You Know You're a True Goalie When...
30.Your wife won't send you to the store anymore,because you keep bringing home the wrong kind of pads. 29.When buying a new suit, you ask if it's available in a "goalie cut". 28.Jealous You're children are named Terry, Patrick, Eddie or Marty. 27.The only word not allowed to be said in the household is "shutout". 26.When your garage door opener broke, your family took turns spending sixty minutes in front of the open garage. 25.If anyone asks, you were born in Quebec. 24.The highlight of the annual Christmas card is a description of the new mask designs you're working on. 23.You expect your kids to maintain a .91 average in school. 22.You tell your children they're going to get "pulled" if they don't. 21.Your lotto numbers are 1, 20, 30, 31, 33 and 39.
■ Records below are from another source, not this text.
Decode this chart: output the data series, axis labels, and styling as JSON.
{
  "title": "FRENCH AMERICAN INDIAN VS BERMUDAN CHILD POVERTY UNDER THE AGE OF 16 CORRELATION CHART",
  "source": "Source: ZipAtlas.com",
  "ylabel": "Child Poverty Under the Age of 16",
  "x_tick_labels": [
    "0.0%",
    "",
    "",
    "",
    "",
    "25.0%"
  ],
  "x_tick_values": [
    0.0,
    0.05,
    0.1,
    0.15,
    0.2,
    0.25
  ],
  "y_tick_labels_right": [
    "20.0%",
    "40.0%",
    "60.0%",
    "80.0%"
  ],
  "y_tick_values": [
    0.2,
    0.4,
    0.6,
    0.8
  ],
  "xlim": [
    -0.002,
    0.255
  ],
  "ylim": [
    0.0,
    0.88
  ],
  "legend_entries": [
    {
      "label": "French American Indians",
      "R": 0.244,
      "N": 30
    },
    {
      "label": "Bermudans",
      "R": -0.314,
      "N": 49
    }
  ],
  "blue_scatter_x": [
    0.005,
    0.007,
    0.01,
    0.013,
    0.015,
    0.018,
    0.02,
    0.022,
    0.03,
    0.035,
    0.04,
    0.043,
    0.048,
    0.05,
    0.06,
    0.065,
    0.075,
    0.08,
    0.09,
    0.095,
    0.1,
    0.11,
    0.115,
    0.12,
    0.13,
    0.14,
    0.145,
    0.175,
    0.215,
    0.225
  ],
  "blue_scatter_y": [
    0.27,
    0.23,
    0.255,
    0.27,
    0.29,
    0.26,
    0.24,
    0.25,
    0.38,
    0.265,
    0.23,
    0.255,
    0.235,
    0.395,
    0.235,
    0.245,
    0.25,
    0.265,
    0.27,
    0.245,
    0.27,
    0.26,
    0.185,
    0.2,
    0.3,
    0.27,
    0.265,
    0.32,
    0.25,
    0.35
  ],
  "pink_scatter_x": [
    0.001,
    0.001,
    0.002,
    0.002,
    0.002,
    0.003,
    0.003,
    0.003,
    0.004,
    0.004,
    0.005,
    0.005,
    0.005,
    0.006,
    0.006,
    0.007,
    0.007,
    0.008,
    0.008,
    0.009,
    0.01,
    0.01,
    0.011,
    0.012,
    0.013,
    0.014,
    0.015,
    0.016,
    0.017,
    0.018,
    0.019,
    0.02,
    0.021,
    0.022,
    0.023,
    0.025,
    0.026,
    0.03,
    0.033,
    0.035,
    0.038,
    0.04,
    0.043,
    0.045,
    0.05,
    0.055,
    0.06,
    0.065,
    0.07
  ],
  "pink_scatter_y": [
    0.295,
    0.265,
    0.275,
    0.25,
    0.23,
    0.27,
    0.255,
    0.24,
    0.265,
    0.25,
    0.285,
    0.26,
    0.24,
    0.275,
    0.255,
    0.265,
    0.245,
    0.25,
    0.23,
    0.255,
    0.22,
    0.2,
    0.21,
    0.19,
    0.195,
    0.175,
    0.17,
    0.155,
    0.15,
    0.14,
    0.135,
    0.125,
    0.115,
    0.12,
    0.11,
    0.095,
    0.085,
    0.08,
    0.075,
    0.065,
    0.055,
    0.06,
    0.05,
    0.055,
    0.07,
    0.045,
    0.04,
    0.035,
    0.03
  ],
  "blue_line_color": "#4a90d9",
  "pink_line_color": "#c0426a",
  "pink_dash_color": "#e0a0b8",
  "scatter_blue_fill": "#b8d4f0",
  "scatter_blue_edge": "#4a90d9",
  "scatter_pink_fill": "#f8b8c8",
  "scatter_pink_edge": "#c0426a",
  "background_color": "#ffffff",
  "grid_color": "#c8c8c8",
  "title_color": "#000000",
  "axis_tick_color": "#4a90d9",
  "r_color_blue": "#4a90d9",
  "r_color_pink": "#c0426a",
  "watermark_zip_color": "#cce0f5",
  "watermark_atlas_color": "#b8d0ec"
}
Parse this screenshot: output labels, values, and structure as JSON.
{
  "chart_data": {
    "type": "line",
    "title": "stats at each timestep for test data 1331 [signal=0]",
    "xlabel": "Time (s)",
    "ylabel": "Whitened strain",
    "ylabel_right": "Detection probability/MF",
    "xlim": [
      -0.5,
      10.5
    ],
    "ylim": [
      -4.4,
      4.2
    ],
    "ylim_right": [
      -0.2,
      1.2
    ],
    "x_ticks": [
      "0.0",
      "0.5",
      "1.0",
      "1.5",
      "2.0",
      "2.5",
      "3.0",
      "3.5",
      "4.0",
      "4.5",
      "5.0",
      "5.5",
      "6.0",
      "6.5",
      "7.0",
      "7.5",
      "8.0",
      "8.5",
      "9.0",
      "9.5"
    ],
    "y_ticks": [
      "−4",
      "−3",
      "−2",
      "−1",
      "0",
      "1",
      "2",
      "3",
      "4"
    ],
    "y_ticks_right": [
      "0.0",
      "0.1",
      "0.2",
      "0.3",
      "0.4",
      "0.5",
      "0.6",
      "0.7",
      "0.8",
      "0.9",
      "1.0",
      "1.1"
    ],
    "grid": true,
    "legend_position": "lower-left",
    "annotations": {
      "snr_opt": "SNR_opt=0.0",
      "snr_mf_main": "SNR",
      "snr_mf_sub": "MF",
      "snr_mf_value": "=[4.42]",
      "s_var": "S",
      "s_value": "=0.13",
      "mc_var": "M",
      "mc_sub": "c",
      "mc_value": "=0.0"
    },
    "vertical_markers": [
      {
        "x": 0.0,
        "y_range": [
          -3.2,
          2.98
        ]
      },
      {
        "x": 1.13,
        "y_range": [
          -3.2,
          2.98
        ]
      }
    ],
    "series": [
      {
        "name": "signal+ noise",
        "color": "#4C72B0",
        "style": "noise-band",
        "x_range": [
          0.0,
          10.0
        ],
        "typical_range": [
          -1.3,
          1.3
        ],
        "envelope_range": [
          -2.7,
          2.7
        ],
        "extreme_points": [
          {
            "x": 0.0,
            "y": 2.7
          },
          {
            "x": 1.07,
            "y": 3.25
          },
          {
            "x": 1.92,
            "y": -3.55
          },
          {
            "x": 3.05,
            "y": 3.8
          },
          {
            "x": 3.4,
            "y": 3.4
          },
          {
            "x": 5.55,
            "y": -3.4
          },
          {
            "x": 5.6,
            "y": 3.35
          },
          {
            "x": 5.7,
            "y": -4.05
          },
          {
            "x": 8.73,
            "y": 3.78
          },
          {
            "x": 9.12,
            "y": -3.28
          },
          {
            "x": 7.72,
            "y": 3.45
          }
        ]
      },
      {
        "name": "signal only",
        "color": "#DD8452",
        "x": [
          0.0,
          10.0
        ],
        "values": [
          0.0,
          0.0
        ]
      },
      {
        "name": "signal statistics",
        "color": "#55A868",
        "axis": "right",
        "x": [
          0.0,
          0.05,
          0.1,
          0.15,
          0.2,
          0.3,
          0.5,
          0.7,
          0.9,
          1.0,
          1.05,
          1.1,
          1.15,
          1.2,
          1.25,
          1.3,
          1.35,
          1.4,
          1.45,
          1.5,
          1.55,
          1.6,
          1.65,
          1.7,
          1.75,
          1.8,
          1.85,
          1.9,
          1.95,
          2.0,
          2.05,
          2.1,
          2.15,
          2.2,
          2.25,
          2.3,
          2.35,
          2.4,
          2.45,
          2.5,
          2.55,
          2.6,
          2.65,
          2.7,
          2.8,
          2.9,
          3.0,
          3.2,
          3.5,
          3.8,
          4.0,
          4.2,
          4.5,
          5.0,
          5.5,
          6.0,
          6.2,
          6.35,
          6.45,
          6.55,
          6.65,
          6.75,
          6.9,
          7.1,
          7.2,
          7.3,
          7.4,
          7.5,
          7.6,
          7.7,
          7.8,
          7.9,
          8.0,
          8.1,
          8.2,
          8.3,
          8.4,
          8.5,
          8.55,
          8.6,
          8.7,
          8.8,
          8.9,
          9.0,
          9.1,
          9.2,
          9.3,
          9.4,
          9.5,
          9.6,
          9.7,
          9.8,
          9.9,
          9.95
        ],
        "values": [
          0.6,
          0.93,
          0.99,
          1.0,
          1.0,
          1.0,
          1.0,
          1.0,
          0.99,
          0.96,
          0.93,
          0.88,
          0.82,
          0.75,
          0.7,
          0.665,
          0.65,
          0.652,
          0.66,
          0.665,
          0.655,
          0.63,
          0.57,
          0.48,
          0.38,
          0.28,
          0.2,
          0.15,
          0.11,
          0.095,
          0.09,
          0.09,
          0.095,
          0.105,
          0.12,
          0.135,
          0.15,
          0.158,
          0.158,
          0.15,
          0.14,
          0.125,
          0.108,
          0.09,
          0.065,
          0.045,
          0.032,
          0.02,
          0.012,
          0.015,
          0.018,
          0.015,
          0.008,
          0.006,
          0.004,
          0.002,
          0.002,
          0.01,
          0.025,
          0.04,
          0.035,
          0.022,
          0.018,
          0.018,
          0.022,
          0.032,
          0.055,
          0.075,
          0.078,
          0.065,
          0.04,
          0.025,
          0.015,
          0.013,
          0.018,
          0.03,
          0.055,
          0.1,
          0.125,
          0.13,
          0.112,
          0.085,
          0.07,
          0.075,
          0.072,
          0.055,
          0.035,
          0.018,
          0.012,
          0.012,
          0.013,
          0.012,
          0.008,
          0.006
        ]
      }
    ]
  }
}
20.You HATE being rushed. 19.You're a workhorse at the office because you'd hate to be replaced. 18.You've pulled or torn every muscle in your legs trying to imitate Dominik Hasek. 17.You only rent burglar flicks because you love to see people get robbed. 16.At Christmas, you only hang lights with green bulbs. 15.You were angry when you found out that the host of Jeopardy was "Trebek" and not "Tretiak". 14.You thought the film "Eddie" was a biography of Ed Belfour. 13.At Easter, you only hide goose eggs. 12.You celebrate everything with a block party. 11.You think of Roman Turek and Olaf Kolzig, when somebody mentions the words "stand-up comedy".
10.You only drink out of squeeze bottles. 9.You believe that Mikey and Marty are acceptable nicknames. 8.You're starting a petition to have your country name the butterfly its national animal. 7.You still can't figure out why Stephen King would name a viscous dog after a Maple Leafs goaltender. 6.You made a special trip to the Yukon because you heard you get some decent trappers up there. 5.You slap each side of the doorjamb before entering a room, for good luck. 4.You refuse to serve biscuits in a basket at potlucks. 3.You feel a sense of victory when the paperboy misses your porch entirely.. 2. You went to see the Wizard of Oz because you thought you could get Chris Osgood's autograph. And the number 1 sign you're still bloody obsessed with goaltenders... 1.St. Patrick's Day is your favorite holiday.